Внезапно трезвящий холод заставил его резко обернуться. Перед ним стоял, опираясь на жезл, Цимшиан. В глубоких, бархатных сумерках он виделся совсем иссохшим, будто живая мумия, стариком. Казалось, что даже редкая бахрома его длинной рубахи, цукли и жидкие волосы тянут его к земле. Он молча сел рядом, привычно подвернув под себя ноги, положил посох с кожаным свертком и ясно улыбнулся.
– Разве ты не знаешь, сынок,– хрипло обратился он к Чокто,– что истина может войти в ум только через глаза сердца. Довольно мучиться… Я знаю твои страдания и хочу помочь советом.

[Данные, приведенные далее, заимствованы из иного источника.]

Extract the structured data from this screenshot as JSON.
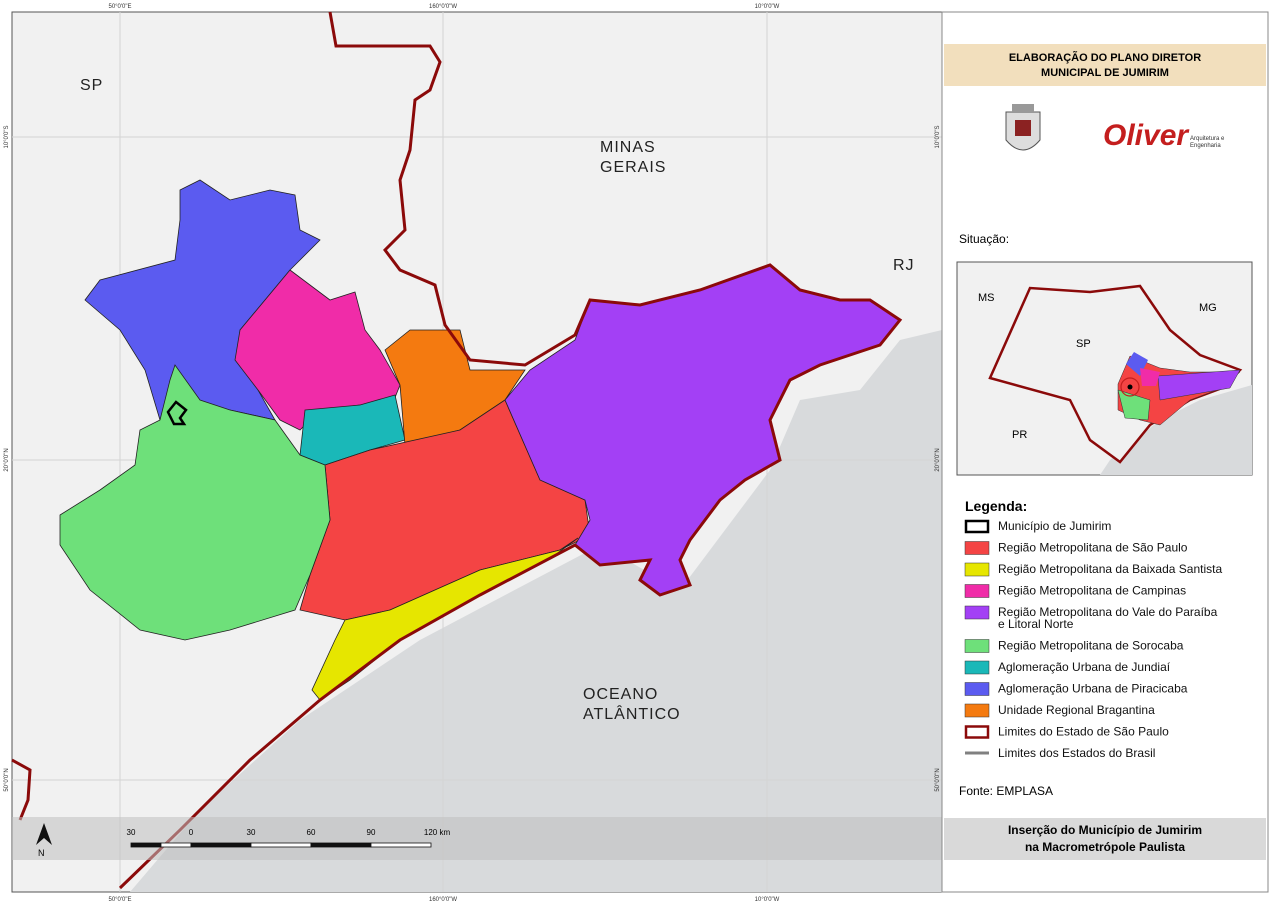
{
  "frame": {
    "top_coords": [
      "50°0'0\"E",
      "160°0'0\"W",
      "10°0'0\"W"
    ],
    "bottom_coords": [
      "50°0'0\"E",
      "160°0'0\"W",
      "10°0'0\"W"
    ],
    "left_coords": [
      "10°0'0\"S",
      "20°0'0\"N",
      "50°0'0\"N"
    ],
    "right_coords": [
      "10°0'0\"S",
      "20°0'0\"N",
      "50°0'0\"N"
    ]
  },
  "map": {
    "labels": [
      "SP",
      "MINAS",
      "GERAIS",
      "RJ",
      "OCEANO",
      "ATLÂNTICO"
    ]
  },
  "panel": {
    "title_lines": [
      "ELABORAÇÃO DO PLANO DIRETOR",
      "MUNICIPAL DE JUMIRIM"
    ],
    "logo_name": "Oliver",
    "logo_sub": [
      "Arquitetura e",
      "Engenharia"
    ],
    "situation": "Situação:",
    "inset_labels": [
      "MS",
      "MG",
      "SP",
      "PR"
    ],
    "source": "Fonte: EMPLASA",
    "footer_lines": [
      "Inserção do Município de Jumirim",
      "na Macrometrópole Paulista"
    ]
  },
  "legend": {
    "title": "Legenda:",
    "items": [
      {
        "label": "Município de Jumirim",
        "color": "#000000",
        "symbol": "outline"
      },
      {
        "label": "Região Metropolitana de São Paulo",
        "color": "#f44444",
        "symbol": "box"
      },
      {
        "label": "Região Metropolitana da Baixada Santista",
        "color": "#e6e600",
        "symbol": "box"
      },
      {
        "label": "Região Metropolitana de Campinas",
        "color": "#f02ca8",
        "symbol": "box"
      },
      {
        "label": [
          "Região Metropolitana do Vale do Paraíba",
          "e Litoral Norte"
        ],
        "color": "#a340f5",
        "symbol": "box"
      },
      {
        "label": "Região Metropolitana de Sorocaba",
        "color": "#6ee07a",
        "symbol": "box"
      },
      {
        "label": "Aglomeração Urbana de Jundiaí",
        "color": "#1ab8b8",
        "symbol": "box"
      },
      {
        "label": "Aglomeração Urbana de Piracicaba",
        "color": "#5b5bf0",
        "symbol": "box"
      },
      {
        "label": "Unidade Regional Bragantina",
        "color": "#f47a10",
        "symbol": "box"
      },
      {
        "label": "Limites do Estado de São Paulo",
        "color": "#8b0a0a",
        "symbol": "outline"
      },
      {
        "label": "Limites dos Estados do Brasil",
        "color": "#808080",
        "symbol": "line"
      }
    ]
  },
  "scale_bar": {
    "labels": [
      "30",
      "0",
      "30",
      "60",
      "90",
      "120 km"
    ],
    "north": "N"
  }
}
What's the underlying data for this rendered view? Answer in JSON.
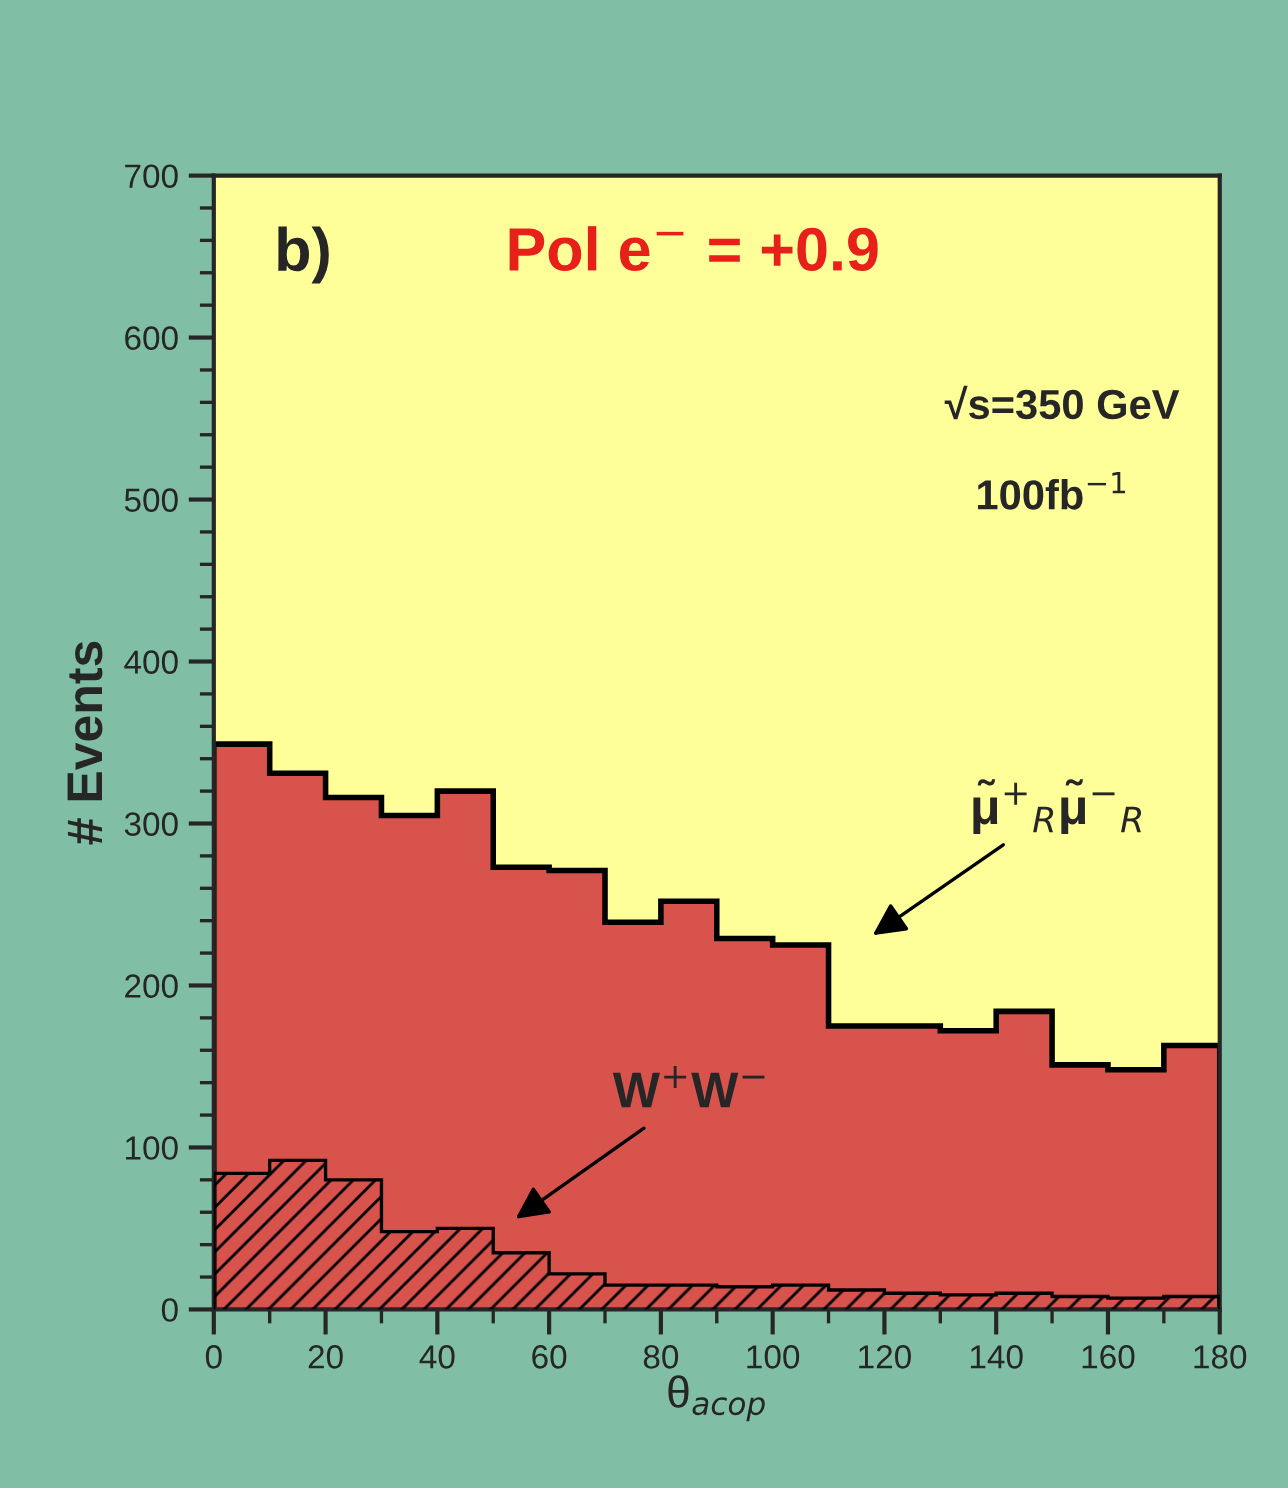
{
  "chart_data": {
    "type": "histogram",
    "xlabel": "θ$_{acop}$",
    "ylabel": "# Events",
    "bins": [
      0,
      10,
      20,
      30,
      40,
      50,
      60,
      70,
      80,
      90,
      100,
      110,
      120,
      130,
      140,
      150,
      160,
      170,
      180
    ],
    "series": [
      {
        "color": "#d9534d",
        "values": [
          349,
          331,
          316,
          305,
          320,
          273,
          271,
          239,
          252,
          229,
          225,
          175,
          175,
          172,
          184,
          151,
          148,
          163
        ]
      },
      {
        "color": "#000000",
        "values": [
          84,
          92,
          80,
          48,
          50,
          35,
          22,
          15,
          15,
          14,
          15,
          12,
          10,
          9,
          10,
          8,
          7,
          8
        ]
      }
    ],
    "xlim": [
      0,
      180
    ],
    "xticks": [
      0,
      20,
      40,
      60,
      80,
      100,
      120,
      140,
      160,
      180
    ],
    "ylim": [
      0,
      700
    ],
    "yticks": [
      0,
      100,
      200,
      300,
      400,
      500,
      600,
      700
    ],
    "annotations": [
      "b)",
      "Pol e$^{−}$ = +0.9",
      "√s=350 GeV",
      "100fb$^{−1}$",
      "μ̃$^{+}$$_{R}$μ̃$^{−}$$_{R}$",
      "W$^{+}$W$^{−}$"
    ],
    "grid": false,
    "legend": false
  }
}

Чокто был слишком самолюбив, чтобы выразить свою радость и изумление словами шамана, но он был и слишком радушен, чтобы уйти от ответа, не оказав внимания старику.
– Мои уши открыты тебе,– как можно мягче сказал он и застыл во внимании.
Знахарь по обыкновению достал свою трубку, кисет с табаком, костяную трамбовку из лапы совы, плошку для прогоревшего табака и занялся приготовлениями. На какое-то время он, казалось, совсем позабыл о Чокто, всецело отдавшись серьезному делу. И лишь когда голубой дымок поплыл над его головой, он, по-рысьи щуря глаза, тихо сказал:
– Каждый из нас сам себе избирает путь. Ты шехалис, анкау, и всегда останешься им. Но Великий Дух благоволит ко всем людям. Поэтому я не осуждаю твоей страсти… – С этими словами Цимшиан овеял трубочным дымом плечи и лицо вождя.– Многие склонят перед тобой головы, и многие племена будут трепетать при звуке весел твоих воинов. Разве этого мало?..
Жрец тепло усмехнулся и покачал головой:
– С детства лучшие воины учили тебя владеть оружием, замечать притаившуюся в траве змею, управлять каноэ и бить копьем зверя, хватать на лету стрелы и отражать удар топора. Разве не так, сын мой? Вот, вот,—старик задумчиво выпустил дым на свою ладонь и провел пальцами по татуированному лбу.– Заметив в твоих глазах блеск силы, Широкий След взялся учить тебя лесному знанию, и теперь для тебя нет загадок и таинств в горах. В четырнадцать лет ты стал воином, убив в битве на Медвежьей Реке первого своего врага… Прошло немало зим, и ты стал великим воином, предводителем Каменных Стрел и анкау куана Касатки… Разве этого мало?..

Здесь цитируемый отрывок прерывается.